Legendarny zdobywca 4 Oscarów Clint Eastwood chce przenieść na ekran musical, który zarobił do tej pory miliard dolarów. Chodzi o „Jersey Boys” o twórcach m.in. przeboju „Big Girls Don't Cry". Zanosi się, że po tym jak reżyserowi odmówiła Beyonce trudno mu będzie zrealizować remake „Narodziny gwiazdy”.
„The Hollywood Reporter" ujawnił, że Clint Eastwood prowadzi z Warner Bros rozmowy o wyreżyserowaniu „Jersey Boys”. Musical miał premierę w 2005 na Broadwayu. Do tej pory przyniósł wpływ rzędu miliarda dolarów. Jersey Boys" otrzymał cztery Tony Awards, Laurence Olivier Award i Grammy za album z muzyką. Przedstawienie opowiada historie zespołu The Four Seasons, podobnie jak „Rashomon” Kurosawy, z punktu widzenia jej czterech członków. Zespół nagrał takie przeboje jak: „Walk Like a Man", „Big Girls Don't Cry" i „Working My Way Back to You".

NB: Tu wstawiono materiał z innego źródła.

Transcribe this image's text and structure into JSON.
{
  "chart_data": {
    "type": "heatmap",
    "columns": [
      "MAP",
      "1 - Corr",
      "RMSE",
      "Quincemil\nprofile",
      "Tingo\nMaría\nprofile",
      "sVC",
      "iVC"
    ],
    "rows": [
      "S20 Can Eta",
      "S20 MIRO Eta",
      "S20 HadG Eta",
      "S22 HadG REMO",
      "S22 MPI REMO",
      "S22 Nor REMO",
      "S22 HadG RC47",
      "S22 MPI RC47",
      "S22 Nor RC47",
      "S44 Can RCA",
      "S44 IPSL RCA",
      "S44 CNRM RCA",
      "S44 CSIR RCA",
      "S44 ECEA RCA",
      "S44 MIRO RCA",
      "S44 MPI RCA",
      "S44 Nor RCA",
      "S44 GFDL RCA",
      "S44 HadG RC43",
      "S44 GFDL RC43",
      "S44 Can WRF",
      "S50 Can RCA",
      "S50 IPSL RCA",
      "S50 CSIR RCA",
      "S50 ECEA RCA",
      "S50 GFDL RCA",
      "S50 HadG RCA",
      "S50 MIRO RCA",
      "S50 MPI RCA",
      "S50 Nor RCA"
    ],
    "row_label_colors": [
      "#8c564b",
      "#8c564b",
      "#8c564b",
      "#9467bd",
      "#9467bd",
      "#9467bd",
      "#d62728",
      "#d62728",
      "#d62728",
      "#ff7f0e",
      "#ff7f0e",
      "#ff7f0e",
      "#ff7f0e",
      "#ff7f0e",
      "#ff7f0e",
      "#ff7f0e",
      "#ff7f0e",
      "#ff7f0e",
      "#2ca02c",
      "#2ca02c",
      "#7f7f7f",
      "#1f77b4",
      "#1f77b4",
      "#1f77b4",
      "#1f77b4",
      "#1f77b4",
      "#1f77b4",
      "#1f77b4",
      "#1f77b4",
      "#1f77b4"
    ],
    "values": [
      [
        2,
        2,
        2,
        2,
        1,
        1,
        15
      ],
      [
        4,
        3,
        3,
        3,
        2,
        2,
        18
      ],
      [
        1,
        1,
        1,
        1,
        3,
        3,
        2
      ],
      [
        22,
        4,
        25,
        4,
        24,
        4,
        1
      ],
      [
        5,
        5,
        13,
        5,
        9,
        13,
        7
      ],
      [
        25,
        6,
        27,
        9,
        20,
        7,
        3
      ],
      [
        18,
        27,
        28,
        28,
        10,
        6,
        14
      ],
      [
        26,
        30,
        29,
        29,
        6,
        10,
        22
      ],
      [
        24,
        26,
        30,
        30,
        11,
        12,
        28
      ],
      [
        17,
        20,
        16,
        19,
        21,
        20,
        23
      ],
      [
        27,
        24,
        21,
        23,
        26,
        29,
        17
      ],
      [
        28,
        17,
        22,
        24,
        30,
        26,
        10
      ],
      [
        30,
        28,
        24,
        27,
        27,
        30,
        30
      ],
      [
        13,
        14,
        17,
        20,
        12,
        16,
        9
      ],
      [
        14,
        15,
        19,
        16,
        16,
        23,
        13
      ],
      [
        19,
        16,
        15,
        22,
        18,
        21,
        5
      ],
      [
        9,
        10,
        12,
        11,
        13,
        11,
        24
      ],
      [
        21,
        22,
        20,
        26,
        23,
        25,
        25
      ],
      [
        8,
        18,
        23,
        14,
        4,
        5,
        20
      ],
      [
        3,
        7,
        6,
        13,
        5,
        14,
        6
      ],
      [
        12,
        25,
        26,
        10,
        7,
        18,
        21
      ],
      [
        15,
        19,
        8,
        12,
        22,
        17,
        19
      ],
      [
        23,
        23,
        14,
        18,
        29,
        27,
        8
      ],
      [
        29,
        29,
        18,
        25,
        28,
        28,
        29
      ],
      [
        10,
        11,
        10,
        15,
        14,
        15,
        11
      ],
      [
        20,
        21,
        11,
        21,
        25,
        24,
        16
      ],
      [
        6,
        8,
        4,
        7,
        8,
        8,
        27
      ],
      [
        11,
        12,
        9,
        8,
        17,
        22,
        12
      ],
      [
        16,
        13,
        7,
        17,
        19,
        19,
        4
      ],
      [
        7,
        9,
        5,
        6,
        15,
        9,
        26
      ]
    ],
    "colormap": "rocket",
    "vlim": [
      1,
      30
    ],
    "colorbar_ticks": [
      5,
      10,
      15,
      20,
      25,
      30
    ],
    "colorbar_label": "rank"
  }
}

Istnieje wielka szansa, że reżyser „Za wszelką cenę” zrealizuje musical bowiem ma on problemy ze swoim najnowszym projektem „Narodziny gwiazdy”. Eastwood chce zrealizować remake słynnego filmu z 1976 roku, w którym grała Barbra Streisand. Z powodu ciąży Beyonce przełożono realizację filmu. Następnie słynna piosenkarka w ogóle odrzuciła rolę w filmie. W końcu została ona powierzona Esperanzie Spalding. Niestety do tej pory nie znaleziono odtwórcy głównej roli męskiej. Również w tym przypadku aktorzy niespodziewanie odrzucają scenariusz filmu. Wśród nich jest Christian Bale, Leonardo DiCaprio i Bradley Cooper, który stwierdził, że „istnieją już chyba trzy wersje tego filmu”. Zanosi się więc na to, że zanim powstanie nowa wersja o rodzącej się gwieździe, Brudny Harry uraczy nas musicalem. Tego jeszcze w swojej długiej i spektakularnej karierze nie robił.